A state judge on Tuesday sent the city’s bid for a remake of Washington Square Park back to the drawing board, ruling that the parks department had failed to provide enough information about its plans to the local community board and the city’s landmarks and art commissions.
That means work on the historic park, which since May has been blocked by a temporary injunction, is still prohibited until the plans go through the approval process once again. The city could appeal—in a statement released Wednesday the Law Department said it was “exploring our legal options”—but even if it does the facts ascertained in the trial court will weigh heavily, and the project will be stalled for some time. An attorney who argued the case for opponents of the makeover says the ruling by Supreme Court Judge Emily Jane Goodman means, simply, “We win!”
The ruling is the latest episode in a long-running drama over the city’s proposal, which is backed by NYU, the Tisch Family, and some local groups who argue that the park has been neglected and is in need of a major renovation to make it prettier, more accessible to the handicapped, and better for kids to play in. The plan calls for moving the historic central fountain, retooling the fountain jets to emit a higher stream, rerouting the paths around the park, and other fixes. Opponents believe the $16 million scheme, which would be funded by a combination of city and private funds, will sanitize a park that has always thrived on spontaneity, chasing away the musicians, performers, and loungers who have made it a Greenwich Village destination.
In their lawsuit, the opponents charged specifically that the parks department didn’t tell Community Board 2 and the Landmarks Preservation Commission (which approved the park plan last year) all they needed to know about where he fountain jets would be placed, how high they’d shoot water, and how much the central plaza would shrink (the city says by 23 percent; opponents contend it’s more like a third).

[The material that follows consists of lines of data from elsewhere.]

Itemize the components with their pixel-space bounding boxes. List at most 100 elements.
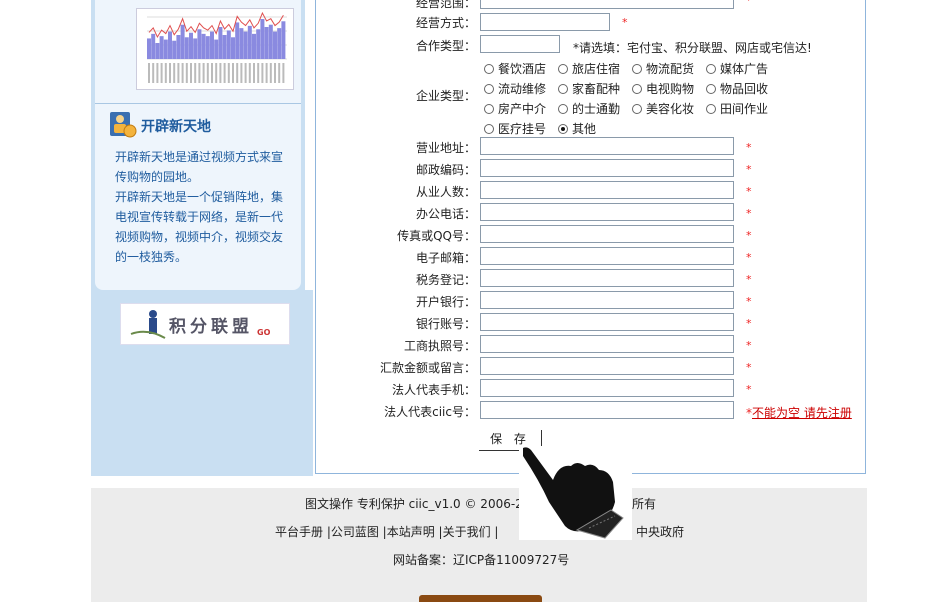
footer-line1[interactable]: 图文操作 专利保护 ciic_v1.0 © 2006-2 xyxy=(305,495,523,512)
business-mode-input[interactable] xyxy=(480,13,610,31)
field-input[interactable] xyxy=(480,291,734,309)
company-type-option[interactable]: 房产中介 xyxy=(484,100,546,117)
radio-button[interactable] xyxy=(632,104,642,114)
field-input[interactable] xyxy=(480,357,734,375)
field-label: 开户银行： xyxy=(415,295,476,309)
chart-tick-label xyxy=(173,63,176,83)
field-input[interactable] xyxy=(480,181,734,199)
company-type-label: 餐饮酒店 xyxy=(498,62,547,76)
section-title: 开辟新天地 xyxy=(141,119,211,135)
field-input[interactable] xyxy=(480,313,734,331)
company-type-option[interactable]: 医疗挂号 xyxy=(484,120,546,137)
field-input[interactable] xyxy=(480,159,734,177)
company-type-label: 家畜配种 xyxy=(572,82,621,96)
company-type-option[interactable]: 物流配货 xyxy=(632,60,694,77)
company-type-option[interactable]: 家畜配种 xyxy=(558,80,620,97)
radio-button[interactable] xyxy=(558,124,568,134)
radio-button[interactable] xyxy=(484,84,494,94)
required-mark: * xyxy=(746,383,752,396)
chart-bar xyxy=(163,39,168,59)
radio-button[interactable] xyxy=(706,64,716,74)
thumbnail-chart-svg xyxy=(147,11,287,83)
company-type-label: 美容化妆 xyxy=(646,102,695,116)
chart-bar xyxy=(193,38,198,59)
register-link[interactable]: 不能为空 请先注册 xyxy=(752,406,852,420)
chart-bar xyxy=(256,29,261,59)
radio-button[interactable] xyxy=(484,124,494,134)
radio-button[interactable] xyxy=(558,64,568,74)
field-label: 银行账号： xyxy=(415,317,476,331)
field-input[interactable] xyxy=(480,137,734,155)
company-type-option[interactable]: 餐饮酒店 xyxy=(484,60,546,77)
company-type-label: 旅店住宿 xyxy=(572,62,621,76)
points-alliance-banner[interactable]: 积分联盟 GO xyxy=(120,303,290,345)
chart-tick-label xyxy=(148,63,150,83)
required-mark: * xyxy=(746,163,752,176)
company-type-label: 物流配货 xyxy=(646,62,695,76)
radio-button[interactable] xyxy=(558,84,568,94)
field-label: 邮政编码： xyxy=(415,163,476,177)
radio-button[interactable] xyxy=(706,104,716,114)
required-mark: * xyxy=(746,141,752,154)
field-input[interactable] xyxy=(480,401,734,419)
company-type-option[interactable]: 的士通勤 xyxy=(558,100,620,117)
chart-bar xyxy=(239,28,244,59)
ciic-error[interactable]: *不能为空 请先注册 xyxy=(746,404,852,421)
radio-button[interactable] xyxy=(484,104,494,114)
required-mark: * xyxy=(746,295,752,308)
chart-tick-label xyxy=(198,63,201,83)
banner-go: GO xyxy=(257,328,271,337)
chart-tick-label xyxy=(244,63,247,83)
business-scope-input[interactable] xyxy=(480,0,734,9)
chart-tick-label xyxy=(164,63,167,83)
chart-tick-label xyxy=(248,63,251,83)
company-type-option[interactable]: 其他 xyxy=(558,120,596,137)
footer-links[interactable]: 平台手册 |公司蓝图 |本站声明 |关于我们 | xyxy=(275,523,498,540)
field-label: 法人代表ciic号： xyxy=(384,405,476,419)
field-input[interactable] xyxy=(480,247,734,265)
required-mark: * xyxy=(746,339,752,352)
field-label: 汇款金额或留言： xyxy=(379,361,476,375)
footer-icp[interactable]: 网站备案：辽ICP备11009727号 xyxy=(393,551,569,568)
field-input[interactable] xyxy=(480,225,734,243)
chart-bar xyxy=(260,19,265,59)
company-type-label: 医疗挂号 xyxy=(498,122,547,136)
section-text-2: 开辟新天地是一个促销阵地，集电视宣传转载于网络，是新一代视频购物，视频中介，视频… xyxy=(115,190,284,264)
chart-bar xyxy=(281,21,286,59)
company-type-option[interactable]: 美容化妆 xyxy=(632,100,694,117)
radio-button[interactable] xyxy=(558,104,568,114)
chart-tick-label xyxy=(240,63,243,83)
footer-link-government[interactable]: 中央政府 xyxy=(636,523,684,540)
cooperation-type-input[interactable] xyxy=(480,35,560,53)
company-type-label: 其他 xyxy=(572,122,597,136)
chart-tick-label xyxy=(227,63,230,83)
company-type-option[interactable]: 田间作业 xyxy=(706,100,768,117)
bottom-button[interactable] xyxy=(419,595,542,602)
company-type-option[interactable]: 流动维修 xyxy=(484,80,546,97)
company-type-option[interactable]: 媒体广告 xyxy=(706,60,768,77)
field-input[interactable] xyxy=(480,335,734,353)
chart-tick-label xyxy=(194,63,197,83)
field-input[interactable] xyxy=(480,269,734,287)
radio-button[interactable] xyxy=(632,84,642,94)
field-input[interactable] xyxy=(480,203,734,221)
field-input[interactable] xyxy=(480,379,734,397)
company-type-label: 媒体广告 xyxy=(720,62,769,76)
cooperation-hint: *请选填：宅付宝、积分联盟、网店或宅信达! xyxy=(573,41,812,55)
footer-line1-end: 所有 xyxy=(632,497,657,511)
chart-bar xyxy=(168,31,172,59)
radio-button[interactable] xyxy=(706,84,716,94)
label-company-type: 企业类型： xyxy=(415,89,476,103)
company-type-option[interactable]: 物品回收 xyxy=(706,80,768,97)
hand-pointer-icon xyxy=(519,446,632,540)
chart-tick-label xyxy=(261,63,264,83)
radio-button[interactable] xyxy=(484,64,494,74)
chart-bar xyxy=(201,33,206,59)
radio-button[interactable] xyxy=(632,64,642,74)
thumbnail-chart[interactable] xyxy=(136,8,294,90)
company-type-option[interactable]: 旅店住宿 xyxy=(558,60,620,77)
company-type-option[interactable]: 电视购物 xyxy=(632,80,694,97)
company-type-label: 电视购物 xyxy=(646,82,695,96)
chart-bar xyxy=(247,25,252,59)
company-type-label: 流动维修 xyxy=(498,82,547,96)
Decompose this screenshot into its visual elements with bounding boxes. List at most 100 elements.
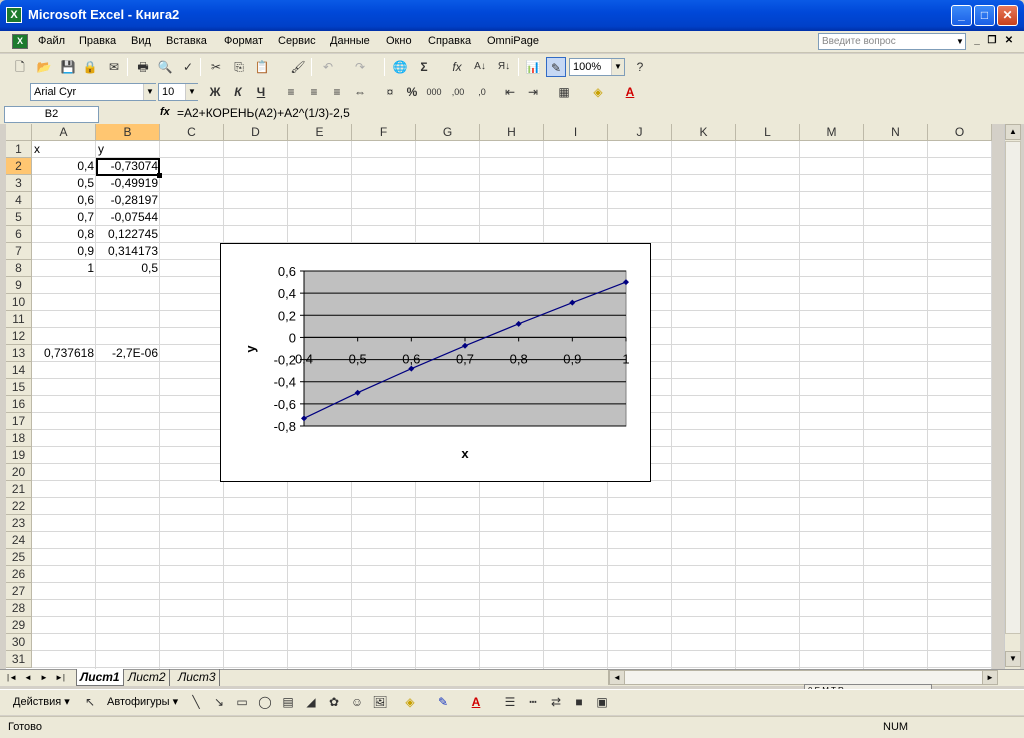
- chart-wizard-icon[interactable]: 📊: [523, 57, 543, 77]
- row-header-9[interactable]: 9: [6, 277, 32, 294]
- sheet-tab-2[interactable]: Лист2: [125, 669, 170, 686]
- spelling-icon[interactable]: ✓: [178, 57, 198, 77]
- row-header-14[interactable]: 14: [6, 362, 32, 379]
- row-header-26[interactable]: 26: [6, 566, 32, 583]
- menu-data[interactable]: Данные: [330, 35, 370, 47]
- row-header-10[interactable]: 10: [6, 294, 32, 311]
- scroll-thumb[interactable]: [1005, 141, 1021, 634]
- column-header-L[interactable]: L: [736, 124, 800, 141]
- cell-A2[interactable]: 0,4: [32, 158, 96, 175]
- permission-icon[interactable]: 🔒: [80, 57, 100, 77]
- chevron-down-icon[interactable]: ▼: [611, 59, 624, 75]
- new-file-icon[interactable]: 🗋: [10, 57, 30, 77]
- line-icon[interactable]: ╲: [186, 692, 206, 712]
- row-header-31[interactable]: 31: [6, 651, 32, 668]
- row-header-30[interactable]: 30: [6, 634, 32, 651]
- row-header-17[interactable]: 17: [6, 413, 32, 430]
- merge-center-icon[interactable]: ⇔: [350, 82, 370, 102]
- function-icon[interactable]: fx: [447, 57, 467, 77]
- first-sheet-button[interactable]: |◄: [6, 671, 18, 684]
- row-header-15[interactable]: 15: [6, 379, 32, 396]
- menu-window[interactable]: Окно: [386, 35, 412, 47]
- insert-function-button[interactable]: fx: [160, 106, 170, 118]
- formula-input[interactable]: =A2+КОРЕНЬ(A2)+A2^(1/3)-2,5: [177, 106, 350, 120]
- scroll-down-button[interactable]: ▼: [1005, 651, 1021, 667]
- row-header-23[interactable]: 23: [6, 515, 32, 532]
- dash-style-icon[interactable]: ┅: [523, 692, 543, 712]
- arrow-style-icon[interactable]: ⇄: [546, 692, 566, 712]
- chevron-down-icon[interactable]: ▼: [954, 34, 966, 49]
- autosum-icon[interactable]: Σ: [414, 57, 434, 77]
- hyperlink-icon[interactable]: 🌐: [390, 57, 410, 77]
- rectangle-icon[interactable]: ▭: [232, 692, 252, 712]
- doc-minimize-button[interactable]: _: [970, 34, 984, 48]
- cell-A6[interactable]: 0,8: [32, 226, 96, 243]
- menu-file[interactable]: Файл: [38, 35, 65, 47]
- row-header-7[interactable]: 7: [6, 243, 32, 260]
- actions-menu[interactable]: Действия ▾: [13, 695, 70, 708]
- row-header-4[interactable]: 4: [6, 192, 32, 209]
- horizontal-scrollbar[interactable]: ◄ ►: [608, 670, 998, 685]
- print-icon[interactable]: 🖶: [133, 57, 153, 77]
- sort-ascending-icon[interactable]: A↓: [470, 57, 490, 77]
- chart[interactable]: 0,6 0,4 0,2 0 -0,2 -0,4 -0,6 -0,8 0,4 0,5 0,6 0,7 0,…: [220, 243, 651, 482]
- row-header-18[interactable]: 18: [6, 430, 32, 447]
- close-button[interactable]: ✕: [997, 5, 1018, 26]
- cell-B7[interactable]: 0,314173: [96, 243, 160, 260]
- fill-color-icon[interactable]: ◈: [588, 82, 608, 102]
- increase-decimal-button[interactable]: ,00: [448, 82, 468, 102]
- row-header-5[interactable]: 5: [6, 209, 32, 226]
- increase-indent-icon[interactable]: ⇥: [523, 82, 543, 102]
- row-header-29[interactable]: 29: [6, 617, 32, 634]
- font-color-icon[interactable]: A: [466, 692, 486, 712]
- cell-A4[interactable]: 0,6: [32, 192, 96, 209]
- row-header-3[interactable]: 3: [6, 175, 32, 192]
- cut-icon[interactable]: ✂: [206, 57, 226, 77]
- textbox-icon[interactable]: ▤: [278, 692, 298, 712]
- cell-B8[interactable]: 0,5: [96, 260, 160, 277]
- menu-edit[interactable]: Правка: [79, 35, 116, 47]
- fill-color-icon[interactable]: ◈: [400, 692, 420, 712]
- oval-icon[interactable]: ◯: [255, 692, 275, 712]
- cell-B1[interactable]: y: [96, 141, 160, 158]
- row-header-1[interactable]: 1: [6, 141, 32, 158]
- row-header-16[interactable]: 16: [6, 396, 32, 413]
- cell-B5[interactable]: -0,07544: [96, 209, 160, 226]
- picture-icon[interactable]: 🖼: [370, 692, 390, 712]
- column-header-G[interactable]: G: [416, 124, 480, 141]
- cell-B13[interactable]: -2,7E-06: [96, 345, 160, 362]
- align-center-icon[interactable]: ≡: [304, 82, 324, 102]
- fill-handle[interactable]: [157, 173, 162, 178]
- row-header-12[interactable]: 12: [6, 328, 32, 345]
- menu-format[interactable]: Формат: [224, 35, 263, 47]
- cell-A8[interactable]: 1: [32, 260, 96, 277]
- maximize-button[interactable]: □: [974, 5, 995, 26]
- column-header-A[interactable]: A: [32, 124, 96, 141]
- cell-A7[interactable]: 0,9: [32, 243, 96, 260]
- undo-icon[interactable]: ↶: [318, 57, 338, 77]
- redo-icon[interactable]: ↷: [350, 57, 370, 77]
- row-header-22[interactable]: 22: [6, 498, 32, 515]
- row-header-21[interactable]: 21: [6, 481, 32, 498]
- borders-icon[interactable]: ▦: [554, 82, 574, 102]
- menu-help[interactable]: Справка: [428, 35, 471, 47]
- menu-tools[interactable]: Сервис: [278, 35, 316, 47]
- column-header-N[interactable]: N: [864, 124, 928, 141]
- open-folder-icon[interactable]: 📂: [34, 57, 54, 77]
- column-header-B[interactable]: B: [96, 124, 160, 141]
- scroll-up-button[interactable]: ▲: [1005, 124, 1021, 140]
- excel-app-icon[interactable]: X: [6, 7, 22, 23]
- font-name-select[interactable]: Arial Cyr: [30, 83, 156, 101]
- diagram-icon[interactable]: ✿: [324, 692, 344, 712]
- select-objects-icon[interactable]: ↖: [80, 692, 100, 712]
- select-all-corner[interactable]: [6, 124, 32, 141]
- next-sheet-button[interactable]: ►: [38, 671, 50, 684]
- 3d-icon[interactable]: ▣: [592, 692, 612, 712]
- drawing-toggle-icon[interactable]: ✎: [546, 57, 566, 77]
- chevron-down-icon[interactable]: ▼: [185, 84, 198, 100]
- column-header-C[interactable]: C: [160, 124, 224, 141]
- paste-icon[interactable]: 📋: [252, 57, 272, 77]
- row-header-28[interactable]: 28: [6, 600, 32, 617]
- column-header-K[interactable]: K: [672, 124, 736, 141]
- decrease-decimal-button[interactable]: ,0: [472, 82, 492, 102]
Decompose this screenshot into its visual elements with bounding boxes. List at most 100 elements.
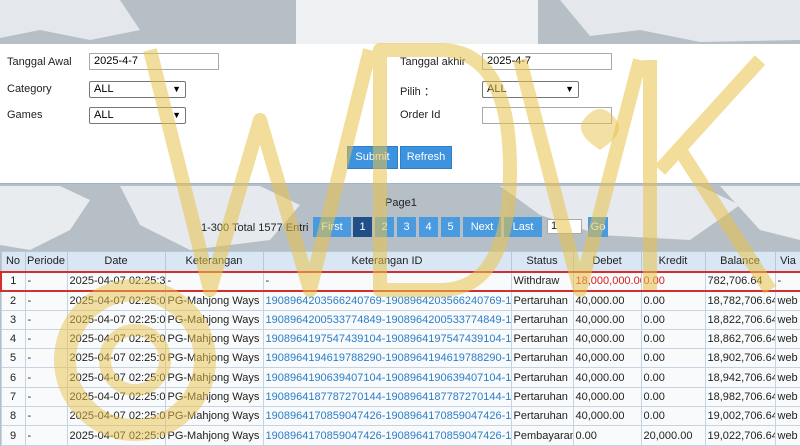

The city argued that community boards have no binding power and that the parks department made its plans abundantly clear. But the judge didn’t buy it, saying the extent of the changes was “far from obvious” in the diagrams the city provided to the local board and the landmarks commission. Her ruling also states:
. . . essential aspects of the Parks Department’s plans for the fountain and the fountain plaza, which could have a substantial impact on the historic role of the Washington Square Park, were not adequately revealed to Community Board 2 or the Landmarks Commission, precluding the exercise of their roles in the oversight process as intended buy the City Charter and the New York City Code. As a result, both the Landmarks Commission and the Art Commission were denied the informed views of the Community Board in reaching their decisions, and the Art Commission was additionally deprived of the views of the Landmarks Commission.
What may have wider significance for future land use disputes is Goodman’s finding that, “The role of a Community Board, even if advisory, is an integral part of the review process for work on public land, and provision of plans which omit or obscure significant elements vitiates that role.”
The Law Department released a statement by Chris Reo, senior counsel in the environmental law division, that said the ruling was wrong “because it ignores the fact that the Parks Department’s renovation plan for Washington Square Park has been the result of more than two years of public outreach and input.”
“This project has been twice overwhelmingly approved by the community board, is supported by most local elected officials, and was given binding approval by the duly constituted Landmarks Preservation Commission and Art Commission,” Reo continues. “Washington Square Park is a unique and important public space that badly needs restoration. The Court’s ruling will hinder this long-standing and publicly approved plan. Also, the judge’s decision could force the taxpayers to pay hundreds of thousands in additional expenses because of rising construction costs.”
In another decision released Tuesday, Goodman ruled on a separate suit claiming that because the city allegedly did not respond in a timely way to a Freedom of Information Law request about the park plan, the decision of the Art Commission should be tossed out. The judge sided with the city in that case, dismissing the suit.
But the end result is the same: Barring a successful appeal by the city, CB2, landmarks and the Art Commission will all have to look at a more detailed version of the park plan. Even if those details alone don’t sway votes, opponents of the plan have bought themselves time to lobby for “nays.” And community boards have a court decision affirming their role in land use decisions.
“It’s a process that’s set forth in the city charter and the city code,” says winning lawyer Arlene Boop of the community board’s work. “It’s real. It represents the Democratic process and you can’t manipulate it. [Goodman] came down on the side of process.”